Even if you capture the right signals, a flat list doesn't give you the structure to use them. A user model needs hierarchy - methodological preferences matter more than formatting preferences. It needs relationships like "works in LatAm FX" connects to "default to local currency." And it needs synthesis: don't store fifteen individual corrections, recognize the pattern they reveal.

There's also the temporal dimension, because preferences are not static. A user might shift focus from Chilean rates to Brazilian equities. A methodology preference might evolve as they learn something new. The system needs some concept of decay - recent signals weighted more heavily than older ones - without losing foundational preferences that hold steady over time. In practice, this looks something like exponential decay: recent interactions are preserved in full, while older context gets progressively compacted. But what survives the compaction and what gets lost is a design decision with real consequences.
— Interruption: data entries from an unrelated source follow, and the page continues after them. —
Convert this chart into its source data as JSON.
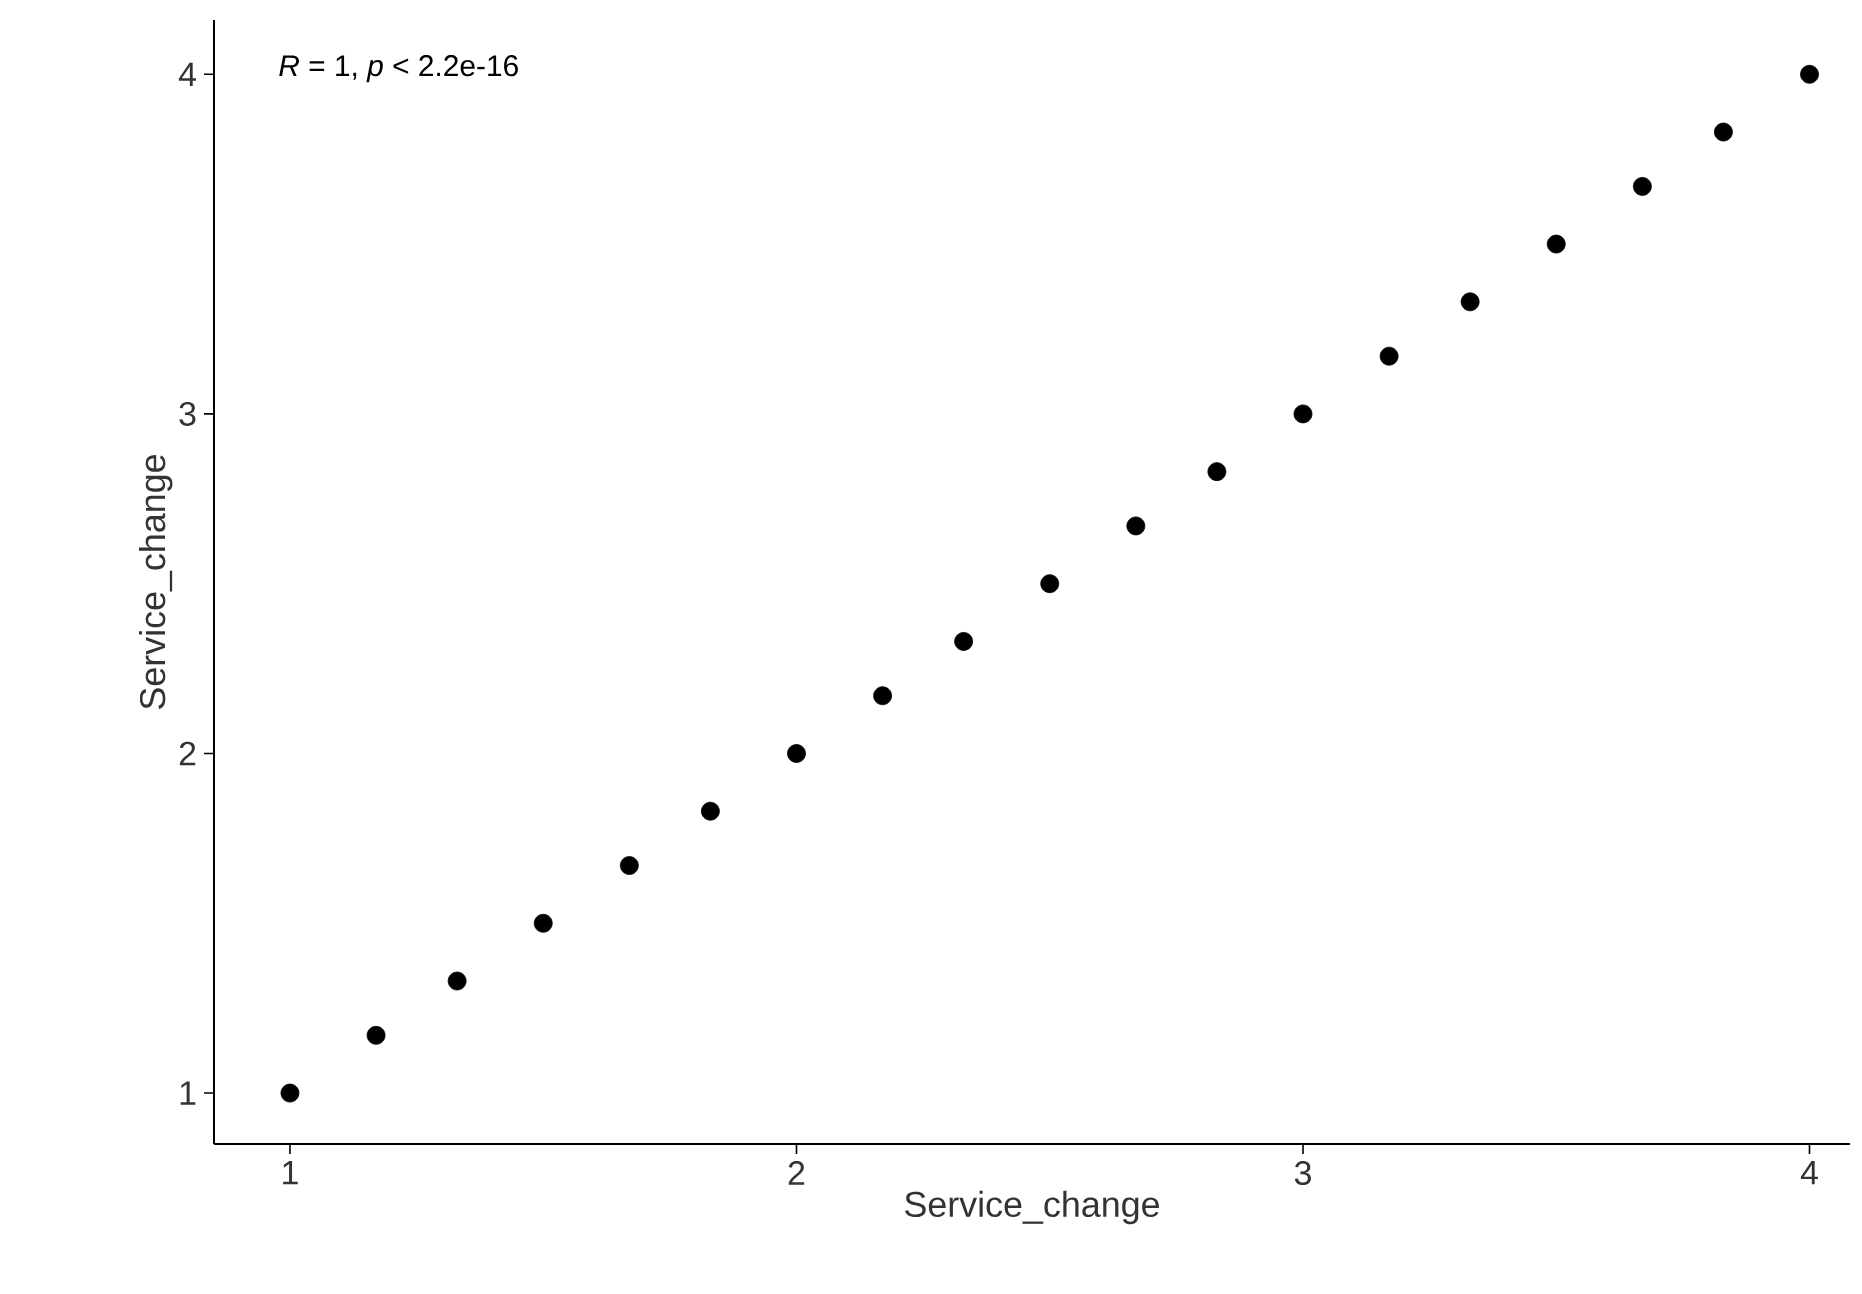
{
  "chart_data": {
    "type": "scatter",
    "xlabel": "Service_change",
    "ylabel": "Service_change",
    "annotations": [
      "*R* = 1, *p* < 2.2e-16"
    ],
    "color": "#000000",
    "marker": "circle",
    "x": [
      1,
      1.17,
      1.33,
      1.5,
      1.67,
      1.83,
      2,
      2.17,
      2.33,
      2.5,
      2.67,
      2.83,
      3,
      3.17,
      3.33,
      3.5,
      3.67,
      3.83,
      4
    ],
    "values": [
      1,
      1.17,
      1.33,
      1.5,
      1.67,
      1.83,
      2,
      2.17,
      2.33,
      2.5,
      2.67,
      2.83,
      3,
      3.17,
      3.33,
      3.5,
      3.67,
      3.83,
      4
    ],
    "xlim": [
      0.85,
      4.08
    ],
    "ylim": [
      0.85,
      4.16
    ],
    "xticks": [
      1,
      2,
      3,
      4
    ],
    "yticks": [
      1,
      2,
      3,
      4
    ]
  }
}
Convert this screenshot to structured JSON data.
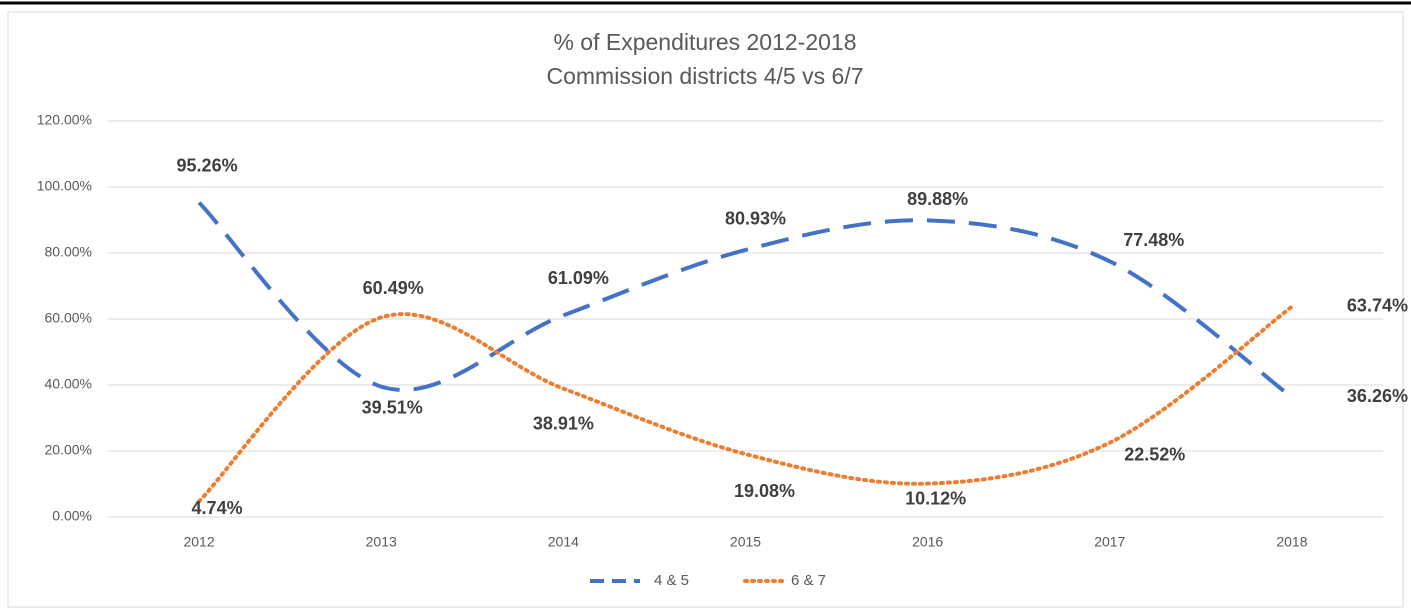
{
  "chart_data": {
    "type": "line",
    "title": "% of Expenditures 2012-2018",
    "subtitle": "Commission districts 4/5 vs 6/7",
    "categories": [
      "2012",
      "2013",
      "2014",
      "2015",
      "2016",
      "2017",
      "2018"
    ],
    "series": [
      {
        "name": "4 & 5",
        "color": "#4472c4",
        "style": "dashed",
        "values": [
          95.26,
          39.51,
          61.09,
          80.93,
          89.88,
          77.48,
          36.26
        ],
        "value_labels": [
          "95.26%",
          "39.51%",
          "61.09%",
          "80.93%",
          "89.88%",
          "77.48%",
          "36.26%"
        ]
      },
      {
        "name": "6 & 7",
        "color": "#ed7d31",
        "style": "dotted",
        "values": [
          4.74,
          60.49,
          38.91,
          19.08,
          10.12,
          22.52,
          63.74
        ],
        "value_labels": [
          "4.74%",
          "60.49%",
          "38.91%",
          "19.08%",
          "10.12%",
          "22.52%",
          "63.74%"
        ]
      }
    ],
    "ylim": [
      0,
      120
    ],
    "yticks": [
      {
        "value": 0,
        "label": "0.00%"
      },
      {
        "value": 20,
        "label": "20.00%"
      },
      {
        "value": 40,
        "label": "40.00%"
      },
      {
        "value": 60,
        "label": "60.00%"
      },
      {
        "value": 80,
        "label": "80.00%"
      },
      {
        "value": 100,
        "label": "100.00%"
      },
      {
        "value": 120,
        "label": "120.00%"
      }
    ],
    "grid": true,
    "smooth": true,
    "legend": "bottom"
  }
}
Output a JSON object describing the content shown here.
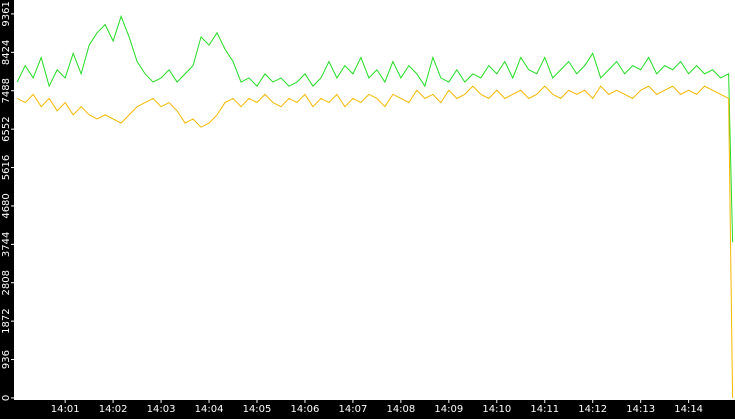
{
  "chart_data": {
    "type": "line",
    "x": [
      0,
      10,
      20,
      30,
      40,
      50,
      60,
      70,
      80,
      90,
      100,
      110,
      120,
      130,
      140,
      150,
      160,
      170,
      180,
      190,
      200,
      210,
      220,
      230,
      240,
      250,
      260,
      270,
      280,
      290,
      300,
      310,
      320,
      330,
      340,
      350,
      360,
      370,
      380,
      390,
      400,
      410,
      420,
      430,
      440,
      450,
      460,
      470,
      480,
      490,
      500,
      510,
      520,
      530,
      540,
      550,
      560,
      570,
      580,
      590,
      600,
      610,
      620,
      630,
      640,
      650,
      660,
      670,
      680,
      690,
      700,
      710,
      720,
      730,
      740,
      750,
      760,
      770,
      780,
      790,
      800,
      810,
      820,
      830,
      840,
      850,
      860,
      870,
      880,
      890,
      895
    ],
    "series": [
      {
        "color": "#22dd22",
        "values": [
          7700,
          8100,
          7800,
          8300,
          7600,
          8000,
          7800,
          8400,
          7900,
          8600,
          8900,
          9100,
          8700,
          9300,
          8800,
          8200,
          7900,
          7700,
          7800,
          8000,
          7700,
          7900,
          8100,
          8800,
          8600,
          8900,
          8500,
          8200,
          7700,
          7800,
          7600,
          7900,
          7700,
          7800,
          7600,
          7700,
          7900,
          7600,
          7800,
          8200,
          7800,
          8100,
          7900,
          8300,
          7800,
          8000,
          7700,
          8200,
          7800,
          8100,
          7900,
          7600,
          8300,
          7800,
          7700,
          8000,
          7700,
          7900,
          7800,
          8100,
          7900,
          8200,
          7800,
          8300,
          8000,
          7900,
          8300,
          7800,
          8000,
          8200,
          7900,
          8100,
          8400,
          7800,
          8000,
          8200,
          7900,
          8100,
          8000,
          8300,
          7900,
          8100,
          8000,
          8200,
          7900,
          8100,
          7900,
          8000,
          7800,
          7900,
          3800
        ]
      },
      {
        "color": "#f5b800",
        "values": [
          7300,
          7200,
          7400,
          7100,
          7300,
          7000,
          7200,
          6900,
          7100,
          6900,
          6800,
          6900,
          6800,
          6700,
          6900,
          7100,
          7200,
          7300,
          7100,
          7200,
          7000,
          6700,
          6800,
          6600,
          6700,
          6900,
          7200,
          7300,
          7100,
          7300,
          7200,
          7400,
          7200,
          7100,
          7300,
          7200,
          7400,
          7100,
          7300,
          7200,
          7400,
          7100,
          7300,
          7200,
          7400,
          7300,
          7100,
          7400,
          7300,
          7200,
          7500,
          7300,
          7400,
          7200,
          7500,
          7300,
          7400,
          7600,
          7400,
          7300,
          7500,
          7300,
          7400,
          7500,
          7300,
          7400,
          7600,
          7400,
          7300,
          7500,
          7400,
          7500,
          7300,
          7600,
          7400,
          7500,
          7400,
          7300,
          7500,
          7600,
          7400,
          7500,
          7600,
          7400,
          7500,
          7400,
          7600,
          7500,
          7400,
          7300,
          0
        ]
      }
    ],
    "xlim": [
      -4,
      898
    ],
    "xticks": [
      {
        "value": 60,
        "label": "14:01"
      },
      {
        "value": 120,
        "label": "14:02"
      },
      {
        "value": 180,
        "label": "14:03"
      },
      {
        "value": 240,
        "label": "14:04"
      },
      {
        "value": 300,
        "label": "14:05"
      },
      {
        "value": 360,
        "label": "14:06"
      },
      {
        "value": 420,
        "label": "14:07"
      },
      {
        "value": 480,
        "label": "14:08"
      },
      {
        "value": 540,
        "label": "14:09"
      },
      {
        "value": 600,
        "label": "14:10"
      },
      {
        "value": 660,
        "label": "14:11"
      },
      {
        "value": 720,
        "label": "14:12"
      },
      {
        "value": 780,
        "label": "14:13"
      },
      {
        "value": 840,
        "label": "14:14"
      }
    ],
    "ylim": [
      -50,
      9700
    ],
    "yticks": [
      0,
      936,
      1872,
      2808,
      3744,
      4680,
      5616,
      6552,
      7488,
      8424,
      9361
    ]
  }
}
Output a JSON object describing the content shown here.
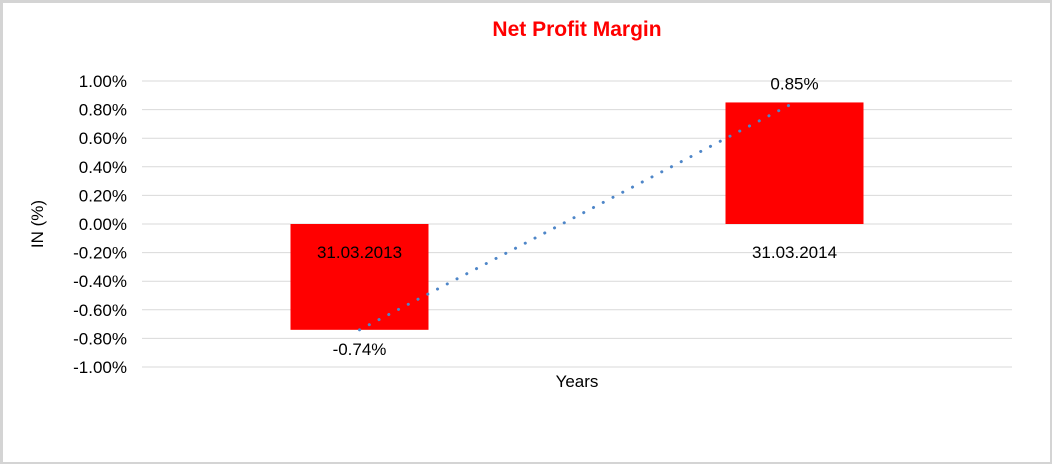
{
  "chart_data": {
    "type": "bar",
    "title": "Net Profit Margin",
    "xlabel": "Years",
    "ylabel": "IN (%)",
    "categories": [
      "31.03.2013",
      "31.03.2014"
    ],
    "values": [
      -0.74,
      0.85
    ],
    "value_labels": [
      "-0.74%",
      "0.85%"
    ],
    "ylim": [
      -1.0,
      1.0
    ],
    "ytick_step": 0.2,
    "ytick_labels": [
      "1.00%",
      "0.80%",
      "0.60%",
      "0.40%",
      "0.20%",
      "0.00%",
      "-0.20%",
      "-0.40%",
      "-0.60%",
      "-0.80%",
      "-1.00%"
    ],
    "grid": true,
    "legend": "none",
    "trendline": {
      "type": "linear",
      "style": "dotted",
      "from": {
        "category": "31.03.2013",
        "value": -0.74
      },
      "to": {
        "category": "31.03.2014",
        "value": 0.85
      }
    },
    "colors": {
      "title": "#FF0000",
      "bar": "#FF0000",
      "trendline": "#4E86C8",
      "gridline": "#D9D9D9",
      "text": "#000000",
      "frame_border": "#D4D4D4",
      "background": "#FFFFFF"
    }
  }
}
Knowing When a Preference Has Changed

Related but distinct: how do you know when a correction is updating a preference versus being a one-off exception? If a user who always wants Monte Carlo says "just do a simple linear projection this time," is that a new preference or a shortcut for this specific query? The system needs to distinguish between "I've changed my mind about how I work" and "this particular case is different." Humans do this effortlessly through context. Systems need to be taught.

The Art of It

I think people underestimate how much of this is art rather than science. The engineering community wants clean abstractions - extract preferences, store them in a schema, apply them deterministically. And the infrastructure matters. But the difference between a system that feels magical and one that feels frustrating often comes down to judgment calls that resist formalization.

When do you lean on the user model and when do you set it aside? How aggressively do you compact old context? How do you weigh a correction - is it a preference update or an exception? How do you handle the user who's an expert in one domain and a novice in another within the same conversation?

These are design problems that require taste, iteration, and a willingness to be wrong.

We've gotten some of them right. We're still working on others. The honest state of things is: we've built the infrastructure for per-tool memory and context management, we've proven the extraction works, and we've done significant R&D on using past traces to improve current execution. The closed loop where every interaction automatically refines the user model, which automatically improves the next interaction, is what we're building toward.

What gives me confidence is that the underlying thesis keeps validating. Every time we show a user their extracted profile, the reaction is the same: "Yes. This is exactly how I work. Why doesn't the system already know this?"

The second conversation should be better than the first. We're getting there.